I am changing at Jomtien this month ,what was it that was wrong with your paperwork ,i have myself done all that Ubonjoe listed and from the list they gave me ,luckily its not far to drive ,unlike your good self.

I am sorry for this long post but I am condensing about 30 hours of work.

 

To begin with I gave them far too much paperwork.

1   TW transfer details.  Not needed

2   A nice printed map from Google Earth noting every turn, kms and landmarks. They wanted a hand drawn one. My wife did it on the spot. Immigration keep a copy of that on their computer. They also wanted the map drawn on their piece of A4 with their design on it. I now have a scanned copy ready for next year.

3   I gave them statements for my KBank account for the year and they wanted FTT details from BKK bank which had only been running 7 months and not enough income was shown on the BKK account but she did marry the two together. The KBank didn't show the FTT details and I had to highlight in yellow the transactions.I also made a spreadsheet out for all the transfers cross referring each. They accepted that.

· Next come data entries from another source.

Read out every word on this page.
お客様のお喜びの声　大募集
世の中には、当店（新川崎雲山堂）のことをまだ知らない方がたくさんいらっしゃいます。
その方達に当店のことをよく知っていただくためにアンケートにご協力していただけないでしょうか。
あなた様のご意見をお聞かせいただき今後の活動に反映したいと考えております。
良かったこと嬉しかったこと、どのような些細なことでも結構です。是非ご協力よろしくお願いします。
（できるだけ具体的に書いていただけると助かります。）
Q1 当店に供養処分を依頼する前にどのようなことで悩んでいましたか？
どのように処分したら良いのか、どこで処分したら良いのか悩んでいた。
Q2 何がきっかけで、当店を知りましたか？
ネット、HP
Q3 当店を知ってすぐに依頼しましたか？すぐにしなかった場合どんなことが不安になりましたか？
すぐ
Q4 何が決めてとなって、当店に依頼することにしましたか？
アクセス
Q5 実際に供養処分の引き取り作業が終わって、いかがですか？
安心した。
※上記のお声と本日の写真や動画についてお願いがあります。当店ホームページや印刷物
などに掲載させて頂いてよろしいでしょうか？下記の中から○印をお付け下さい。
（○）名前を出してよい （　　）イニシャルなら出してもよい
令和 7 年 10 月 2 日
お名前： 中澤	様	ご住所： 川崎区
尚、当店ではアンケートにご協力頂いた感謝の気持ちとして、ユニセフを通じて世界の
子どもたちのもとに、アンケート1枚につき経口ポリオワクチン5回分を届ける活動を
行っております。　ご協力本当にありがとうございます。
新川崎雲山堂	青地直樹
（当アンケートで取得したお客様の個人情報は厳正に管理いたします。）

4   I made a hash of the bank letter 3 or 4 times.

5   I updated my BKK bankbook on the way to Immi but of course I didn't have the photo copies so my wife went next door and did them. As I had updated my bankbook that morning I used the previous bank letter which wasn't accepted. I went to the other branch of BKK Bank and explained what I wanted and that was wrong twice, so I rang my wife at Immi to explain what was wanted and that didn't work so I gave my phone to the bank lady and my wife gave hers to the IO and between them it was worked out.

6   The photos were not stuck on their A4 paper so I had to print out and stick another 3 pages of photos on their paper. I have a blank form scanned ready for next year.

7   I had signed every piece of paper for them and when I came back to the office she had put her stamp on them all and both my wife and I had to sign again inside her stamps. 

8   The morning that we were finally accepted was the second proper try and it worked but took from 08:30 to 11:30. The first try showed up much of the things that she didn't want and the actual day showed up more.

9   To my credit I was fairly calm and collected and I did not give in to hysterics, shouting and screaming or throwing my toys out of the pram, and I waited until we were well away from the office before I lost control a bit.

10  Hopefully next year I can skip most of the dross from this year'

11   I handed in about 35 pages in the end and 2 copies as one stays at KPP and the other set goes to CM for approval.

12   I have about 200 or more A4 pages that I will get around to shredding soon.